WASHINGTON (AFP) – When asked about the drop in election numbers, Joe Biden showed his megawatt smile and laughed. The exit from Afghanistan may sound like a disaster, but the US President is confident that he will be proved right in the end.
“I think when this is over, the American people will have a clearer understanding of what I have done,” he told reporters this weekend. “That’s the job. My job is to make decisions. My job is to decide what no one else can and will not do.”
When the Taliban completed their advance across Afghanistan by capturing Kabul in mid-August, the Biden administration had the presence of a deer in its headlights.
In Kabul, when panicked Afghans crowd the airport, chaos ensues, leading to horrific scenes of people trying to seize airplanes and killing them.
Back home, Biden was initially invisible, prompting a stream of criticism from Republicans and some of his allies.
Now, however, the White House is trying to take back control of the narrative, insisting that Americans are not seeing a debacle, but a bravely executed return from a war that should end regardless. Was.
In this image provided by US Marines, the Marine Air-Ground Task Force with Special Purposes – Crisis Response – Central Command waits with a child during an evacuation at Hamid Karzai International Airport in Kabul, Afghanistan, Friday, August 20, 2021. (Lance Commander Nicolas Guevara/US Marine Corps via AP)
So far, the spin isn’t helping Biden’s political situation, which is already affected by the coronavirus delta variant and the civil war over masks and vaccines.
An NBC poll published on Sunday gave Biden a 49 percent approval rating, up from 53 percent four months earlier. Disapproval for Democrats had risen from 39 to 48 percent.
Taking over Afghanistan, the rejection was an astonishing 60 percent.
Biden, however, is Washington’s “happy warrior” model — a politician whose default setting is optimistic.
He simply smiled and laughed as he faced dark poll numbers by reporters.
“I haven’t seen that survey,” he said.
Airlift gives hope
If anyone is doing the hardest thing to rewrite the script for an embarrassed US government, it’s the military, which has so far arranged a remarkably efficient airlift from Kabul.
The latest figures show that US planes have evacuated more than 37,000 people since August 14 and more than 42,000 since July.
Evacuation children wait for the next flight as they appear at Hamid Karzai International Airport in Kabul, Afghanistan, Thursday, August 19, 2021, in this image provided by US Marines. (First Lieutenant Mark Andries / US Marine Corps via AP)

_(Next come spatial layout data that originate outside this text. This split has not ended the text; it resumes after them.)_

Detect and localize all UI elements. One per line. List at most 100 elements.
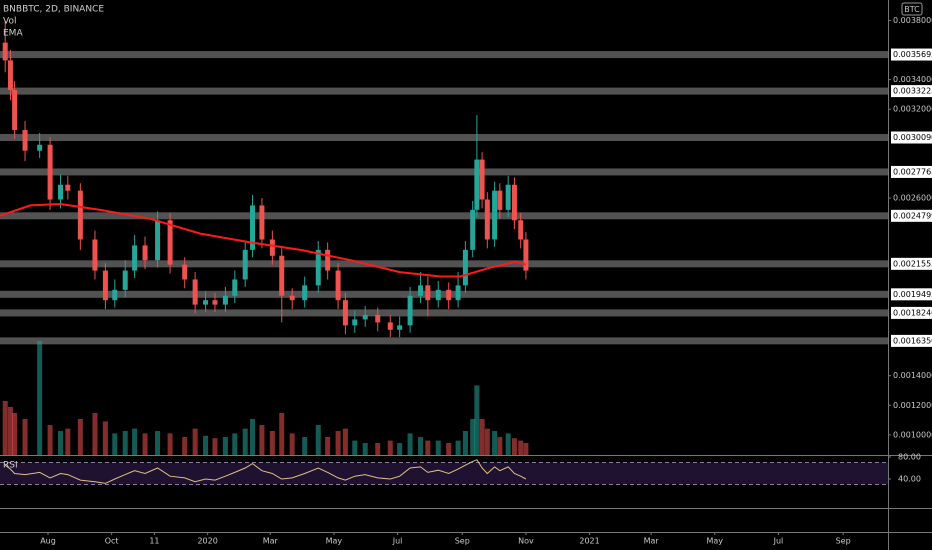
- candle-body: [484, 199, 490, 240]
- candle-body: [7, 60, 13, 90]
- volume-bar: [259, 425, 265, 455]
- rsi-tick-label: 80.00: [898, 452, 921, 461]
- candle-body: [407, 295, 413, 326]
- candle-body: [65, 184, 71, 191]
- candle-body: [523, 239, 529, 271]
- volume-bar: [22, 419, 28, 455]
- x-tick-label: Sep: [455, 537, 470, 546]
- axis: 0.00356950 0.00332250 0.00300900 0.00277636…: [40, 16, 932, 546]
- y-tick-label: 0.00260000: [893, 194, 932, 203]
- level-label-box: [891, 85, 932, 98]
- level-label-box: [891, 306, 932, 319]
- candle-body: [342, 300, 348, 326]
- candle-body: [302, 285, 308, 301]
- volume-bar: [446, 443, 452, 455]
- level-band: [0, 87, 888, 95]
- volume-bar: [92, 413, 98, 455]
- volume-bar: [289, 433, 295, 455]
- volume-bar: [302, 437, 308, 455]
- currency-box: [901, 2, 923, 16]
- candle-body: [182, 264, 188, 280]
- y-tick-label: 0.00140000: [893, 371, 932, 380]
- candle-body: [279, 255, 285, 296]
- volume-bar: [375, 443, 381, 455]
- volume-bar: [455, 440, 461, 455]
- x-tick-label: Jul: [773, 537, 784, 546]
- level-label: 0.00247990: [893, 211, 932, 220]
- candle-body: [222, 295, 228, 305]
- candle-body: [335, 270, 341, 301]
- level-band: [0, 212, 888, 220]
- candle-body: [37, 144, 43, 151]
- volume-bar: [102, 421, 108, 455]
- volume-bar: [335, 431, 341, 455]
- candle-body: [242, 249, 248, 280]
- volume-bar: [182, 437, 188, 455]
- ema-label: EMA: [3, 29, 23, 39]
- candle-body: [474, 159, 480, 210]
- volume-bar: [12, 413, 18, 455]
- candle-body: [497, 190, 503, 210]
- x-tick-label: Aug: [40, 537, 56, 546]
- rsi-label: RSI: [3, 461, 18, 471]
- volume-bar: [342, 428, 348, 455]
- volume-bar: [435, 440, 441, 455]
- x-tick-label: May: [326, 537, 343, 546]
- y-tick-label: 0.00380000: [893, 16, 932, 25]
- volume-bar: [155, 431, 161, 455]
- candle-body: [479, 159, 485, 200]
- candle-body: [142, 245, 148, 261]
- volume-bar: [212, 438, 218, 455]
- rsi-band: [0, 462, 888, 485]
- volume-bar: [203, 435, 209, 455]
- y-tick-label: 0.00120000: [893, 401, 932, 410]
- candle-body: [167, 220, 173, 265]
- candle-body: [212, 300, 218, 305]
- volume-label: Vol: [3, 17, 16, 27]
- candle-body: [132, 245, 138, 271]
- x-tick-label: 2021: [579, 537, 599, 546]
- candle-body: [325, 249, 331, 271]
- volume-bar: [325, 437, 331, 455]
- candle-body: [435, 289, 441, 301]
- candle-body: [375, 314, 381, 323]
- x-tick-label: 11: [149, 537, 159, 546]
- volume-bar: [222, 437, 228, 455]
- volume-bar: [37, 341, 43, 455]
- volume-bar: [362, 443, 368, 455]
- level-label-box: [891, 165, 932, 178]
- candle-body: [22, 129, 28, 151]
- x-tick-label: Mar: [644, 537, 660, 546]
- candle-body: [425, 285, 431, 301]
- levels: [0, 51, 888, 345]
- candle-body: [352, 319, 358, 326]
- candle-body: [315, 249, 321, 286]
- candle-body: [122, 270, 128, 290]
- candle-body: [2, 42, 8, 61]
- candle-body: [492, 190, 498, 240]
- candle-body: [511, 184, 517, 221]
- x-tick-label: 2020: [197, 537, 217, 546]
- volume-bar: [132, 428, 138, 455]
- level-label: 0.00332250: [893, 87, 932, 96]
- volume-bar: [407, 433, 413, 455]
- plot: [0, 20, 888, 485]
- level-label-box: [891, 334, 932, 347]
- level-label: 0.00277636: [893, 167, 932, 176]
- candle-body: [397, 325, 403, 330]
- level-band: [0, 309, 888, 317]
- candle-body: [518, 220, 524, 240]
- volume-bar: [505, 433, 511, 455]
- x-tick-label: Nov: [518, 537, 534, 546]
- level-label-box: [891, 209, 932, 222]
- level-label-box: [891, 48, 932, 61]
- volume-bar: [511, 438, 517, 455]
- volume-bar: [497, 437, 503, 455]
- candle-body: [203, 300, 209, 305]
- volume-bar: [232, 433, 238, 455]
- candle-body: [259, 205, 265, 240]
- y-tick-label: 0.00340000: [893, 75, 932, 84]
- volume-bar: [242, 428, 248, 455]
- candle-body: [289, 295, 295, 301]
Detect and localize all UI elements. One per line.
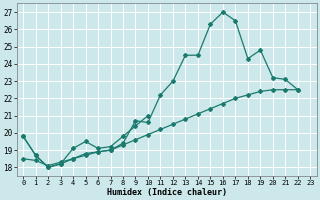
X-axis label: Humidex (Indice chaleur): Humidex (Indice chaleur) — [107, 188, 227, 197]
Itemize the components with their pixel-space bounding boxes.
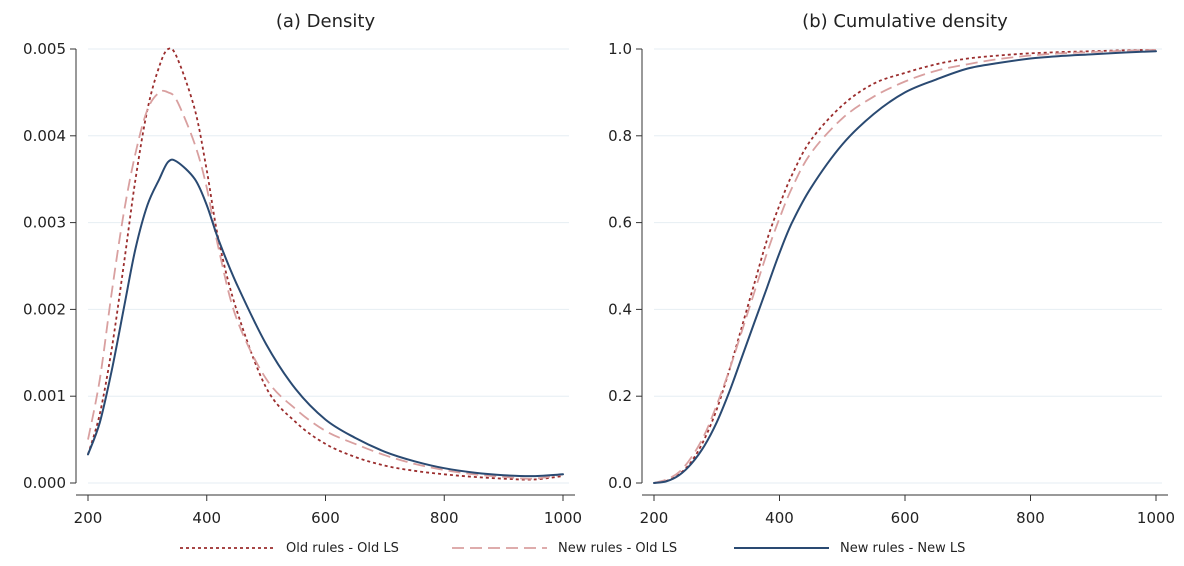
y-tick-label: 0.8 [608,127,632,145]
y-tick-label: 0.004 [23,127,66,145]
x-tick-label: 1000 [1137,509,1175,527]
x-tick-label: 600 [891,509,920,527]
x-tick-label: 400 [192,509,221,527]
y-tick-label: 0.003 [23,214,66,232]
y-tick-label: 0.005 [23,40,66,58]
x-tick-label: 400 [765,509,794,527]
y-tick-label: 1.0 [608,40,632,58]
legend-label-new-rules-new-ls: New rules - New LS [840,541,965,556]
legend: Old rules - Old LS New rules - Old LS New … [180,541,965,556]
y-tick-label: 0.2 [608,387,632,405]
series-line-old-rules-old-ls-cumulative [653,49,1157,484]
series-line-old-rules-old-ls-density [87,47,564,481]
x-tick-label: 800 [430,509,459,527]
legend-label-new-rules-old-ls: New rules - Old LS [558,541,677,556]
series-line-new-rules-new-ls-density [87,158,564,478]
series-line-new-rules-new-ls-cumulative [653,50,1157,484]
y-tick-label: 0.0 [608,474,632,492]
panel-density: (a) Density 0.000 0.001 0.002 0.003 0.004 0.00… [23,11,582,527]
y-tick-label: 0.001 [23,387,66,405]
y-tick-label: 0.6 [608,214,632,232]
x-tick-label: 200 [640,509,669,527]
y-tick-label: 0.002 [23,300,66,318]
x-tick-label: 200 [74,509,103,527]
legend-label-old-rules-old-ls: Old rules - Old LS [286,541,399,556]
chart-title-density: (a) Density [276,11,376,32]
y-tick-label: 0.000 [23,474,66,492]
x-tick-label: 600 [311,509,340,527]
panel-cumulative-density: (b) Cumulative density 0.0 0.2 0.4 0.6 0.8 1.0… [608,11,1175,527]
x-tick-label: 1000 [544,509,582,527]
series-line-new-rules-old-ls-density [87,89,564,480]
y-tick-label: 0.4 [608,300,632,318]
x-tick-label: 800 [1016,509,1045,527]
series-line-new-rules-old-ls-cumulative [653,49,1157,484]
chart-title-cumulative: (b) Cumulative density [802,11,1008,32]
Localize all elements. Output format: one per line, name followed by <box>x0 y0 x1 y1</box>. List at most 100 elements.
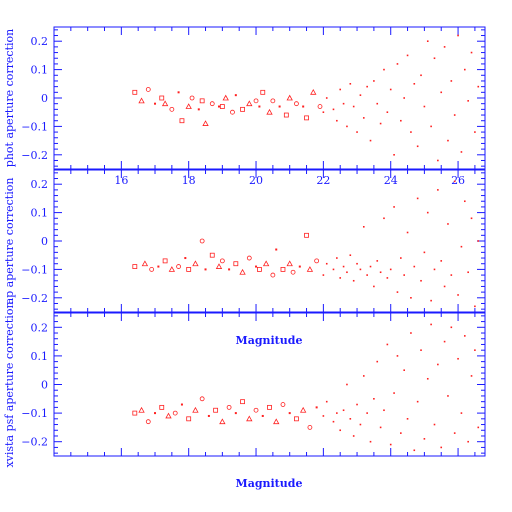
data-point <box>437 189 439 191</box>
data-point <box>258 105 261 108</box>
data-point <box>403 97 405 99</box>
panel-2-ytick-label: 0.2 <box>31 178 49 191</box>
data-point <box>386 343 389 346</box>
data-point <box>192 260 199 267</box>
data-point <box>430 125 432 128</box>
panel-2-ytick-label: −0.1 <box>21 263 48 276</box>
data-point <box>219 418 226 425</box>
data-point <box>325 262 328 265</box>
data-point <box>270 272 276 278</box>
data-point <box>132 410 138 416</box>
data-point <box>416 197 419 200</box>
data-point <box>141 260 149 267</box>
data-point <box>376 102 379 105</box>
data-point <box>161 100 169 107</box>
data-point <box>463 68 466 71</box>
data-point <box>207 414 210 417</box>
data-point <box>359 268 362 271</box>
data-point <box>352 279 355 282</box>
data-point <box>255 265 258 268</box>
data-point <box>165 412 172 419</box>
panel-1-xtick-label: 24 <box>384 174 398 187</box>
data-point <box>145 87 151 92</box>
panel-1-ytick-label: 0 <box>41 92 48 105</box>
panel-1-ylabel: phot aperture correction <box>3 29 16 167</box>
data-point <box>373 80 375 82</box>
data-point <box>149 266 155 272</box>
panel-3-ytick-label: 0.2 <box>31 321 49 334</box>
data-point <box>352 105 355 108</box>
panel-1-xtick-label: 18 <box>182 174 196 187</box>
data-point <box>185 103 192 109</box>
data-point <box>400 119 402 122</box>
data-point <box>430 323 432 326</box>
data-point <box>138 97 145 104</box>
data-point <box>306 266 314 272</box>
data-point <box>273 418 280 425</box>
data-point <box>413 449 416 452</box>
panel-1-ytick-label: −0.1 <box>21 120 48 133</box>
data-point <box>233 261 239 267</box>
data-point <box>209 252 215 258</box>
data-point <box>332 108 335 111</box>
data-point <box>447 223 449 225</box>
data-point <box>240 106 245 112</box>
data-point <box>346 125 348 128</box>
panel-2-ylabel: ap aperture correction <box>3 178 16 305</box>
data-point <box>396 63 399 65</box>
data-point <box>433 57 436 60</box>
panel-1-frame <box>53 26 486 170</box>
data-point <box>294 416 299 422</box>
panel-1-xtick-label: 26 <box>451 174 465 187</box>
data-point <box>213 407 219 413</box>
data-point <box>356 403 358 406</box>
data-point <box>443 340 446 343</box>
data-point <box>157 265 160 268</box>
data-point <box>359 423 362 426</box>
data-point <box>474 305 476 308</box>
data-point <box>176 264 181 269</box>
data-point <box>474 131 476 133</box>
data-point <box>219 104 225 109</box>
middle-xlabel: Magnitude <box>236 334 303 347</box>
data-point <box>389 88 392 91</box>
data-point <box>215 263 223 269</box>
data-point <box>267 404 272 410</box>
data-point <box>349 254 352 256</box>
data-point <box>138 406 145 413</box>
data-point <box>304 232 309 238</box>
data-point <box>261 414 264 417</box>
panel-3-ytick-label: −0.1 <box>21 407 48 420</box>
data-point <box>470 51 473 54</box>
data-point <box>315 406 318 409</box>
data-point <box>420 349 422 351</box>
data-point <box>219 258 225 264</box>
data-point <box>204 268 207 271</box>
data-point <box>406 54 409 57</box>
data-point <box>430 299 432 302</box>
data-point <box>376 260 379 262</box>
data-point <box>197 108 200 111</box>
data-point <box>416 400 419 403</box>
panel-1-xtick-label: 20 <box>249 174 263 187</box>
data-point <box>443 285 446 288</box>
data-point <box>373 285 375 288</box>
data-point <box>253 407 259 413</box>
data-point <box>302 105 305 108</box>
data-point <box>286 260 293 267</box>
data-point <box>460 151 463 153</box>
data-point <box>278 105 281 108</box>
data-point <box>420 279 422 282</box>
data-point <box>336 257 338 259</box>
data-point <box>199 98 205 104</box>
panel-3-ytick-label: 0.1 <box>31 350 49 363</box>
data-point <box>256 266 262 272</box>
data-point <box>366 412 368 414</box>
data-point <box>230 109 235 115</box>
data-point <box>317 104 323 109</box>
data-point <box>349 83 352 85</box>
data-point <box>400 432 402 434</box>
data-point <box>332 420 335 423</box>
data-point <box>280 402 286 407</box>
data-point <box>199 396 205 402</box>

Biden, uncharacteristically brief in the first days of the evacuation, is feeding those numbers to feeling increasingly optimistic and proud about the “incredible operation.”
But mixed with patriotism and the return of his trademark empathy when talking about refugees is a new element: tough love.
Biden’s argument is that, yes, there can be mess but a mess is inevitable when you get out of the Civil War — and getting out is the only goal that really matters.
“There is no way to remove many people from the heartbreaking pictures you see on television, without pain and loss. This is just a fact. My heart aches for the people you see,” he said.
But when Biden says he has confidence in the long-term outcome of the drama, timing may not be on his side.
In the most immediate sense it is rushing to complete the mass evacuation by the August 31 deadline agreed with the Taliban, who are effectively standing back to allow their enemy to exit.
And the clock is running on Biden’s ability to steer a political ship in a city where his adversaries are circling and his allies terrified.
A pair of huge infrastructure spending packages that were meant to be the legislative crown jewels of the first term are now on hold, while Democratic congressional leaders are trying to ensure enough votes in the closely divided House of Representatives.
Just a little ahead on the horizon is a potentially game-changing test of the midterm elections, when Democrats could lose even the narrow majority they now hold in Congress.
Still, press secretary Jen Psaki was as excited as her boss on Monday, telling reporters that “you haven’t been elected president hoping to do the easy thing.”
“The test of leadership isn’t how you perform on your best day, it’s about how you act when the chips are down, when things are difficult.”